CHANTIERS 2000 : Quel était le but des sessions de formation pour les maçons?

Pierre POSSEME : Atteindre un niveau élevé de performances, tant en matière de qualité de travail que d’optimisation des délais. Dès lors, il s’agissait de leur expliquer ce qui fondait les précautions corrélatives à la mise en oeuvre de la maçonnerie à joints minces de colle. Sur l’opération de Reims, la prise en compte de ces précautions était d’autant plus importante que la mise en œuvre des monomurs en brique isolants induisait de ne pas créer des ponts thermiques qui auraient annulé l’avantage lié au matériau. De manière plus générale, les compagnons ne sont pas toujours très perméables à l’introduction d’innovations, surtout lorsqu’il s’agit de nouvelles techniques susceptibles de remettre en cause des savoir-faire hérités de la période de l’apprentissage. Si ce phénomène est connu, il n’en est pas moins aigu : certaines innovations n’expriment pas tout leur potentiel parce que les compagnons n’y sont pas formés et craignent de ne pas être compétents. Ils ont de ce fait tendance à se replier sur des modes de mise en œuvre incompatibles avec l’introduction d’une nouvelle technique sur le chantier. L’exemple le plus significatif se trouve dans l’outil de préhension mis au point pour les parpaings à Bétheny: seuls les jeunes maçons l’ont utilisé alors que les " anciens " ont soulevé les blocs manuellement. D’où l’intérêt d’assurer une formation d’autant plus sérieuse en amont du chantier.

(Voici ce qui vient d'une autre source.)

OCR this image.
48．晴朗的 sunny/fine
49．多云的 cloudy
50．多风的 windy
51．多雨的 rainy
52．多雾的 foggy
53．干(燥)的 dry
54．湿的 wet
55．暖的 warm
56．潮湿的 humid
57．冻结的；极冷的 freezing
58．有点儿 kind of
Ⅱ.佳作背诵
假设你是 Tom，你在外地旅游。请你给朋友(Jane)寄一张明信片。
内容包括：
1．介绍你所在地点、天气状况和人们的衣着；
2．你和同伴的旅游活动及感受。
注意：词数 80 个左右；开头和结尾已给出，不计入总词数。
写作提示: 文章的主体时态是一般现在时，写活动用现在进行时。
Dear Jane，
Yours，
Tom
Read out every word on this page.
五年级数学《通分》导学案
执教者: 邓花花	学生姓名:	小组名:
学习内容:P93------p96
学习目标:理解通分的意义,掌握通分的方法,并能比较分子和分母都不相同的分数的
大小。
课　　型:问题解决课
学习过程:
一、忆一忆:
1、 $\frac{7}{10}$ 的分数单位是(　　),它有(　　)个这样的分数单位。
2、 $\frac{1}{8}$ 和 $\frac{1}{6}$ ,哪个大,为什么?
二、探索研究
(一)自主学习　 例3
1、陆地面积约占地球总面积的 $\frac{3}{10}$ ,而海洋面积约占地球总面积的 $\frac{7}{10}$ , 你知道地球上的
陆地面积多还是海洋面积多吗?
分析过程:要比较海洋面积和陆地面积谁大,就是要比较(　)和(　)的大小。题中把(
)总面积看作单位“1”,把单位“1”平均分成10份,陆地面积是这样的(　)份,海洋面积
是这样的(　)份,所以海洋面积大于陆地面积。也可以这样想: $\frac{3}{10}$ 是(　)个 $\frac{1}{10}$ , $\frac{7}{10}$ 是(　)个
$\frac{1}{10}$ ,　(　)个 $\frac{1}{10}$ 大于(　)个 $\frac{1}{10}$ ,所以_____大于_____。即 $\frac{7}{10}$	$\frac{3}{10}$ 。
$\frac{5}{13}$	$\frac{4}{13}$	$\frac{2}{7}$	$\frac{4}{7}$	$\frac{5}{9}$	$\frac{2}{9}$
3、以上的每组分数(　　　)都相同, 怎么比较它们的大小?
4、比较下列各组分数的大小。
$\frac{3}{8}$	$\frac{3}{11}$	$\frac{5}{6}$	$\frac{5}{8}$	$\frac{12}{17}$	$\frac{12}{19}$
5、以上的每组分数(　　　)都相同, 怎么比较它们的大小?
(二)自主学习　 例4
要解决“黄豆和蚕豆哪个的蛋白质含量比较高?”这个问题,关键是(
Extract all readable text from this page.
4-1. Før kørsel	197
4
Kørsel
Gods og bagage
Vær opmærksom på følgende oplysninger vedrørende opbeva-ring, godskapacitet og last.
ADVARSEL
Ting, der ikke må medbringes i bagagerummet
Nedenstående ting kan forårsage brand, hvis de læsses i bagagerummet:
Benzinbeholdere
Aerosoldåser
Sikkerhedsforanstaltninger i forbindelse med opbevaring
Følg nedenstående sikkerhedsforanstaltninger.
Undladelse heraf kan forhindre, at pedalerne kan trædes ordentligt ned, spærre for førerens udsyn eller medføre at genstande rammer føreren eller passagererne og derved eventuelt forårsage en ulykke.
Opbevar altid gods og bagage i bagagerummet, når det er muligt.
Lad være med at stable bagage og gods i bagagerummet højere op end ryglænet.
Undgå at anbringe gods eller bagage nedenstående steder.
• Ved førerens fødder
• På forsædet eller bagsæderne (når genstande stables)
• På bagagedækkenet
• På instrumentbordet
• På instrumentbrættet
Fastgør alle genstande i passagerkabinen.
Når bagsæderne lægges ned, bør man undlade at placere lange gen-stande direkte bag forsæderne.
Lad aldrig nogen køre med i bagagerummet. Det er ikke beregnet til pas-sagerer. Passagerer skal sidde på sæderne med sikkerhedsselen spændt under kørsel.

Quel premier bilan retirez-vous de ces expérimentations?

P.P : Dès lors qu’ils sont formés, les maçons n’éprouvent aucune difficulté à mettre en œuvre la technique à joints minces. Autre point : un meilleur confort de travail, le mortier-colle, contrairement aux mortiers classiques, " n’usant " pas les doigts des hommes. A noter, qu’en terme d’organisation de chantier, l’introduction d’un petit malaxeur à mortier-colle permet de réduire le nombre de rotations de la grue. A Bétheny, nous avons aussi porté nos efforts sur la pallettisation des matériaux qui, alliée à un de choix prédalles, au système de rotation des banches, à la diminution de la quantité de mortier mélangé sur site, permet d’améliorer les conditions de travail des maçons.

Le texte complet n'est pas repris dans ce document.